The Activity Log in Zecurit is a powerful auditing tool that tracks every key action taken within your organization’s environment. It helps administrators monitor system activity, trace security events, and ensure accountability across users, modules, and operations.
Only Admins and Super Admins can view and access the Activity Log.
Key Capabilities
- Complete audit trail of user and system actions
- Real-time visibility into who did what, when, and from where
- Supports filtering by module, user, log type, and date range
- Helps identify suspicious activities or unauthorized changes
- Logs can be exported in CSV/PDF for offline review or compliance reports
What is Logged?
Every log entry captures critical metadata for full traceability:
| Field | Description |
|---|---|
| Date & Time | When the action occurred |
| User | The user who performed the action |
| Module | The feature area involved (e.g., Enrollment, Settings, Reports) |
| Remarks | Description of the action taken |
| IP Address | Public IP of the user device |
| Log Type | Info, Warning, Critical (based on severity) |
Log Types and Severity
| Type | Meaning | Example |
|---|---|---|
| Info | Normal user actions and configuration updates | Role assignment, password change |
| Warning | Sensitive actions that may require attention | User deactivation, license deletion |
| Critical | Security-impacting or high-risk actions | MFA disabled, failed logins, agent uninstall |
Modules & Examples
Below are common examples of actions logged by module:
Settings
- User invited or deleted
- Role or group modified
- Rebranding or group changes
- Data cleanup setting updated
Accounts
- User activated/deactivated
- Password reset or changed
- Email address changed
- MFA enabled/disabled
- Login attempt failures and account locks
Enrollment
- Agent installed or removed
- Connector added or deleted
- Domain added, edited, or removed
- Manual uninstall by end user
Inventory
- Scheduled scan created/paused/edited
- On-demand scan initiated
- Software license added/edited/deleted
- Export of inventory data
Reports
- Exported report file types (XLSX, CSV, PDF)

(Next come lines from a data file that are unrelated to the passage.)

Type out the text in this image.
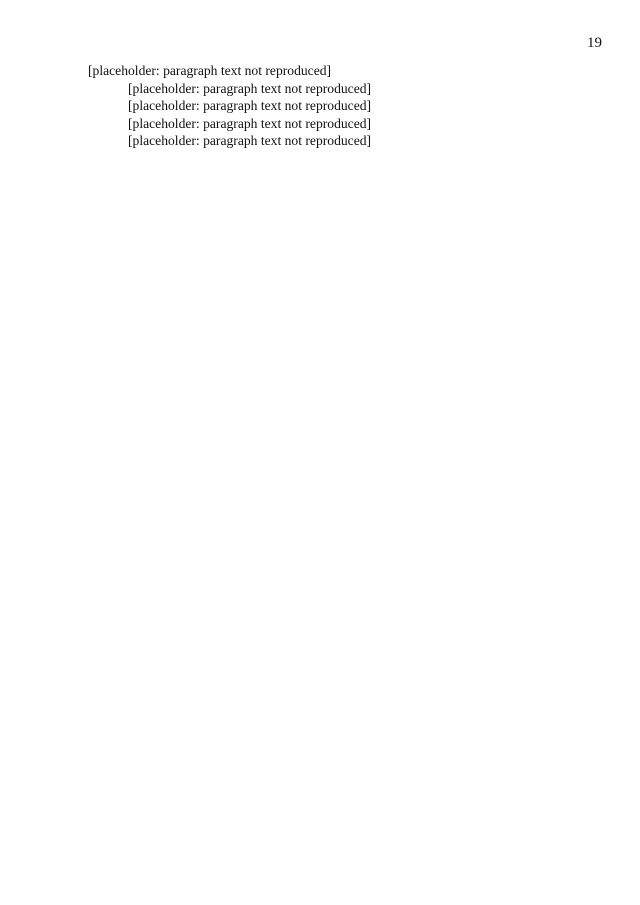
19

[placeholder: paragraph text not reproduced]

[placeholder: paragraph text not reproduced]

[placeholder: paragraph text not reproduced]

[placeholder: paragraph text not reproduced]

[placeholder: paragraph text not reproduced]
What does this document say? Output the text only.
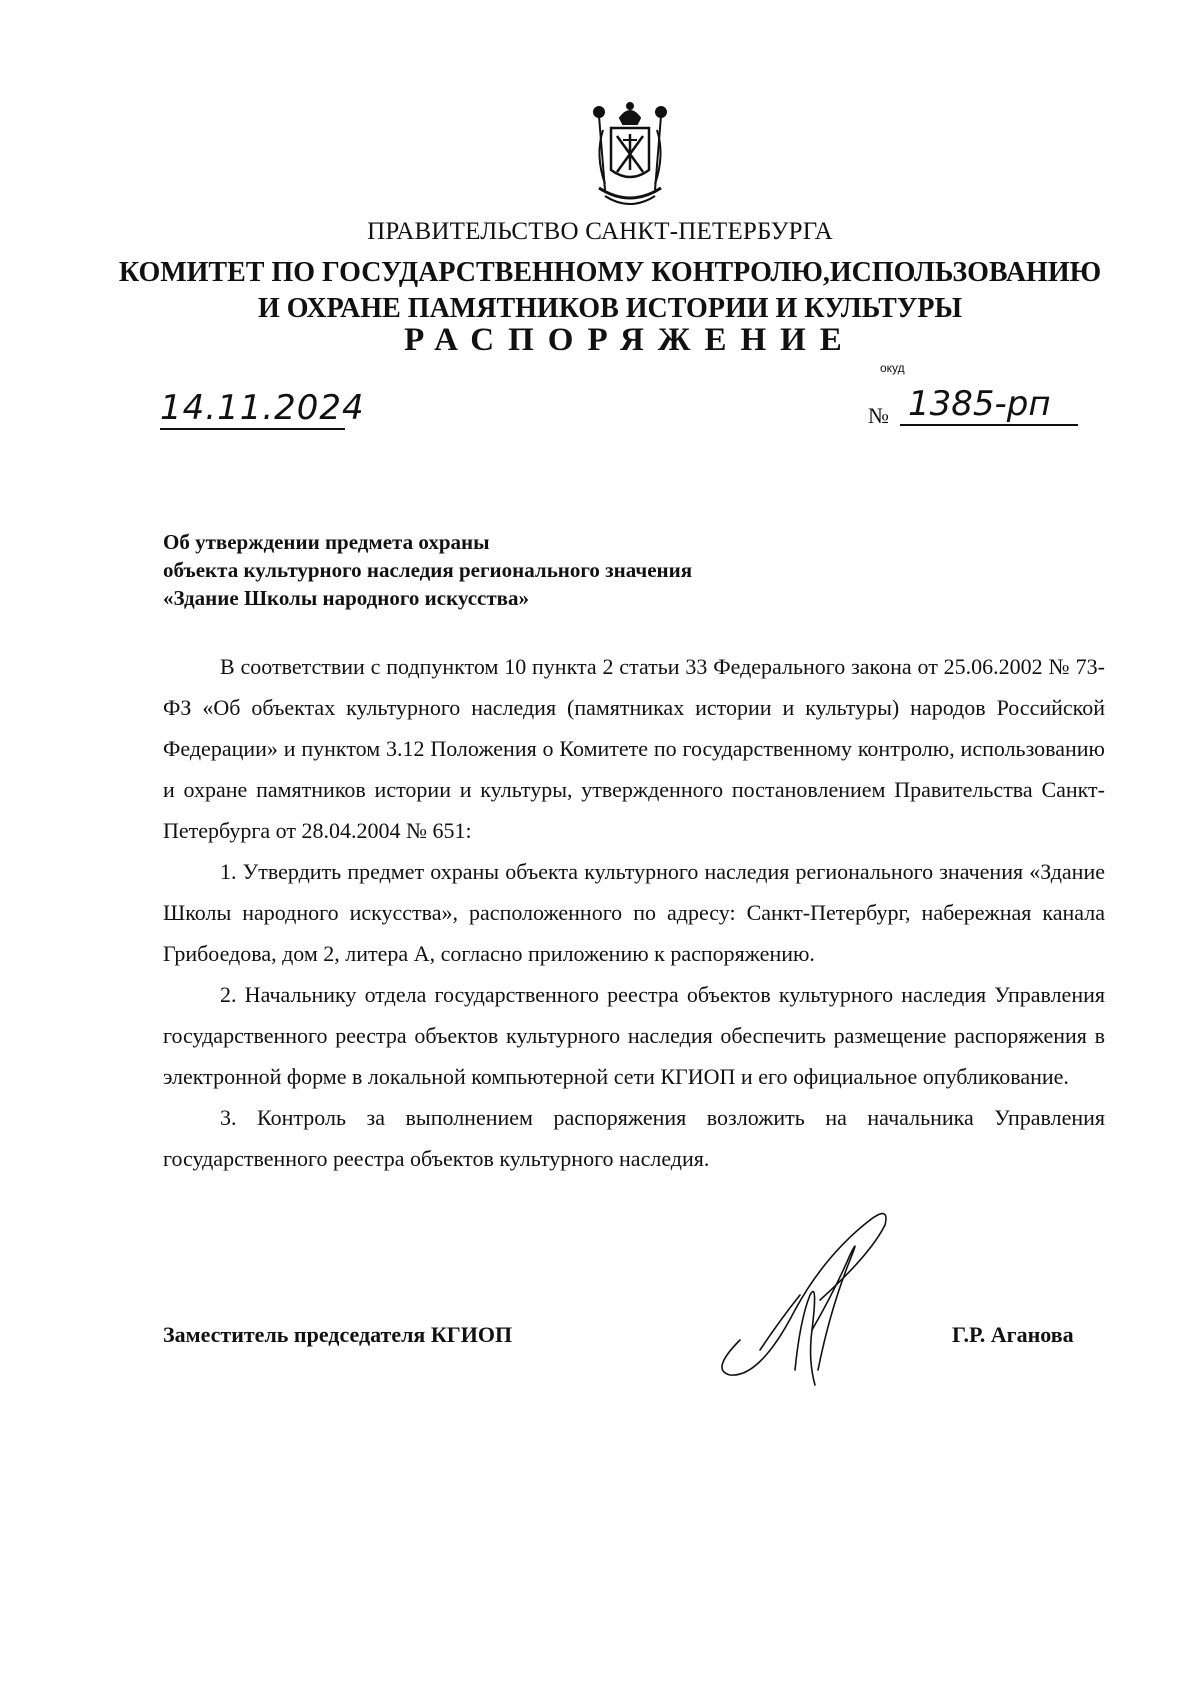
ПРАВИТЕЛЬСТВО САНКТ-ПЕТЕРБУРГА
КОМИТЕТ ПО ГОСУДАРСТВЕННОМУ КОНТРОЛЮ,ИСПОЛЬЗОВАНИЮ
И ОХРАНЕ ПАМЯТНИКОВ ИСТОРИИ И КУЛЬТУРЫ
РАСПОРЯЖЕНИЕ
окуд
14.11.2024	№ 1385-рп
Об утверждении предмета охраны
объекта культурного наследия регионального значения
«Здание Школы народного искусства»

В соответствии с подпунктом 10 пункта 2 статьи 33 Федерального закона от 25.06.2002 № 73-ФЗ «Об объектах культурного наследия (памятниках истории и культуры) народов Российской Федерации» и пунктом 3.12 Положения о Комитете по государственному контролю, использованию и охране памятников истории и культуры, утвержденного постановлением Правительства Санкт-Петербурга от 28.04.2004 № 651:

1. Утвердить предмет охраны объекта культурного наследия регионального значения «Здание Школы народного искусства», расположенного по адресу: Санкт-Петербург, набережная канала Грибоедова, дом 2, литера А, согласно приложению к распоряжению.

2. Начальнику отдела государственного реестра объектов культурного наследия Управления государственного реестра объектов культурного наследия обеспечить размещение распоряжения в электронной форме в локальной компьютерной сети КГИОП и его официальное опубликование.

3. Контроль за выполнением распоряжения возложить на начальника Управления государственного реестра объектов культурного наследия.

Заместитель председателя КГИОП	Г.Р. Аганова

- Filters or date ranges used during export
Filtering and Searching
Use filters to quickly locate specific events:
- By Module: Narrow down to actions within a feature
- By Log Type: Focus on warnings or critical events
- By Date Range: View activity within a specific period
- By User: Track actions of a particular user or technician
Exporting Logs
You can export logs in CSV or PDF format for:
- Internal audits
- Compliance evidence (GDPR, SOC2, etc.)
- Security investigations
Security & Governance
- All agent uninstall actions, logins, and security setting changes are tagged as Critical
- End-user actions (e.g., agent uninstall, password attempts) are also logged for accountability
- IP restrictions and session events are tracked in conjunction with user logs
Best Practices
- Regularly review the activity log to detect suspicious or unauthorized actions
- Use logs as evidence during compliance audits or security investigations
- Export monthly logs for backup or long-term record keeping
Summary
The Activity Log helps Zecurit customers maintain visibility, accountability, and control over their environment. It’s a critical tool for:
- Audit trails
- Security monitoring
- Change tracking
- Compliance evidence
Always monitor your Activity Log, especially after role changes, security setting modifications, or user onboarding.